During a routine inspection

We rated the service as good because:

  • The service had a full range of healthcare professionals and nursing staff to provide safe and effective treatment for patients. The multidisciplinary team came together on a weekly basis to discuss patient care. The service ensured young people were able to continue with their education during their admission, providing flexible tuition as needed. The service increased the numbers of nursing staff according to patient risk or need.
  • The service was committed to reducing restrictive practices on the wards and had introduced their own tool to ensure that patients were involved as far as possible. Staff consulted with patients and planned any physical interventions that might take place.
  • The service provided staff with a range of training to keep patients safe. This included safeguarding, prevention and management of violence and aggression in patients of low weight, and specialist training in eating disorders.
  • Staff administered medicines safely. Staff carried out regular physical health checks such as, blood tests and monitoring patients’ vital signs. The dietitian worked in collaboration with the multidisciplinary team to provide guidance around safe refeeding protocols.
  • Patients and their family members knew how to complain. When patients did complain staff responded in writing in a timely and appropriate way. Patients felt involved in their care and treatment and able to tell staff if they wanted to change things. The service ran a monthly support group for carers to attend if they could. Parents, carers, and young people had access to a family therapist for support in their care and treatment.
  • The majority of patients gave positive feedback about the way staff treated them. We observed positive interactions between staff and patients, and appropriate support at meal times.
  • Staff morale was high.

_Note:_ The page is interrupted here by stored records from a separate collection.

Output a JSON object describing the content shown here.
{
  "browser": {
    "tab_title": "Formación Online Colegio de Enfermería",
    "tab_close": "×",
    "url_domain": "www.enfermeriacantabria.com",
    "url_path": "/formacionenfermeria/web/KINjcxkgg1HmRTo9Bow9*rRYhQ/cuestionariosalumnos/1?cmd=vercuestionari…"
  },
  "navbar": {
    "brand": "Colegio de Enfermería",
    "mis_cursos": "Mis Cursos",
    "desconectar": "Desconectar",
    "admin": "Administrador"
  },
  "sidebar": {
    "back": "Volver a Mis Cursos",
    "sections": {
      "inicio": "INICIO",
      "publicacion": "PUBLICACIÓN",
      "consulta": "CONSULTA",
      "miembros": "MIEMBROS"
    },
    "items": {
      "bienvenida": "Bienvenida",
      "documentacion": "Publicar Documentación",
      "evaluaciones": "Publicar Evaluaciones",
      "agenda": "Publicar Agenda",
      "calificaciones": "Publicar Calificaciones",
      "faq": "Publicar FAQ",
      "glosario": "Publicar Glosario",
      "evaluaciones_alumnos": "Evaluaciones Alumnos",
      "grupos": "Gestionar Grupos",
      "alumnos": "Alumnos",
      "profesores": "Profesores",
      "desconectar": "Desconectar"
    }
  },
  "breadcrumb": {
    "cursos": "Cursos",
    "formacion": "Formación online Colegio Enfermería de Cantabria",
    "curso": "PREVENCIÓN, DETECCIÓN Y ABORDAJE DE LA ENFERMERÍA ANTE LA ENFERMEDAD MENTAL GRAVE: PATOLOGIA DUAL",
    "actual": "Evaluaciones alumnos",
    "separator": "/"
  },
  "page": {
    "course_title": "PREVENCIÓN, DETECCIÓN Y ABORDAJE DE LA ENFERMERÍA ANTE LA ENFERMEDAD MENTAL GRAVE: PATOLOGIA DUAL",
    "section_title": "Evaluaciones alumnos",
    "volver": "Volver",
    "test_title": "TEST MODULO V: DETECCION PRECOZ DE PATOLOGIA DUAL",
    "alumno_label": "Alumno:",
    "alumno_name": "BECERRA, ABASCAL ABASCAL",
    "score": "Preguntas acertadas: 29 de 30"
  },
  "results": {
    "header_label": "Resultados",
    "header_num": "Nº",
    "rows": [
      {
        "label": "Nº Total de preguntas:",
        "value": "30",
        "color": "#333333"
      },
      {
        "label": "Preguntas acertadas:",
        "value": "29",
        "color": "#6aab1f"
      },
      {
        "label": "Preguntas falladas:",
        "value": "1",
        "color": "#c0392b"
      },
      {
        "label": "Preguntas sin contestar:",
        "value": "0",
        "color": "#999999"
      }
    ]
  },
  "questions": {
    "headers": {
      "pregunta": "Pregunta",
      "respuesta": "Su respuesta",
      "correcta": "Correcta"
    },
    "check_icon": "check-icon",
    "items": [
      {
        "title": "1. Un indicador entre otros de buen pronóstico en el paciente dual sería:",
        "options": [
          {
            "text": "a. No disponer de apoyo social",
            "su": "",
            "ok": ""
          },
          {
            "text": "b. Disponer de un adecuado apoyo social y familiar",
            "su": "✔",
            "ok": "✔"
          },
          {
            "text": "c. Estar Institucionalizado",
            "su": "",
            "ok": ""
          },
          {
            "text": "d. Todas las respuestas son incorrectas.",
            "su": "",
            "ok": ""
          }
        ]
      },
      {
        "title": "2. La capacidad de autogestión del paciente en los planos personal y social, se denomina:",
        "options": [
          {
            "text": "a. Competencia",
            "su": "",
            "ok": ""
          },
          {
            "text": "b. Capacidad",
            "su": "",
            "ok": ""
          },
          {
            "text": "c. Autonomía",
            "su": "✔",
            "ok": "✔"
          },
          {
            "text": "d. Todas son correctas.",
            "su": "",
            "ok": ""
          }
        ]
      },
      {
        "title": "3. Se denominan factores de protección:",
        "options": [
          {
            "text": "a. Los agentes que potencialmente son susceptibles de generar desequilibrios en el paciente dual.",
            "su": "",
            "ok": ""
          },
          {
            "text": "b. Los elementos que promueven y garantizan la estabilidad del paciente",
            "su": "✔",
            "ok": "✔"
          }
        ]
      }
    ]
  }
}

Staff received regular supervision to discuss their role and development. Patients were involved in recruiting new staff, and could vote for their ‘employee of the month’.

However:

  • Patients’ bedroom doors were not fitted with an anti-barricade mechanism. This meant that staff could not open the doors outwards to access in an emergency. Bedroom doors did not have viewing panels for staff to observe patients at night-time. Since the inspection, the provider has fitted outward opening doors with viewing panels on two bedrooms.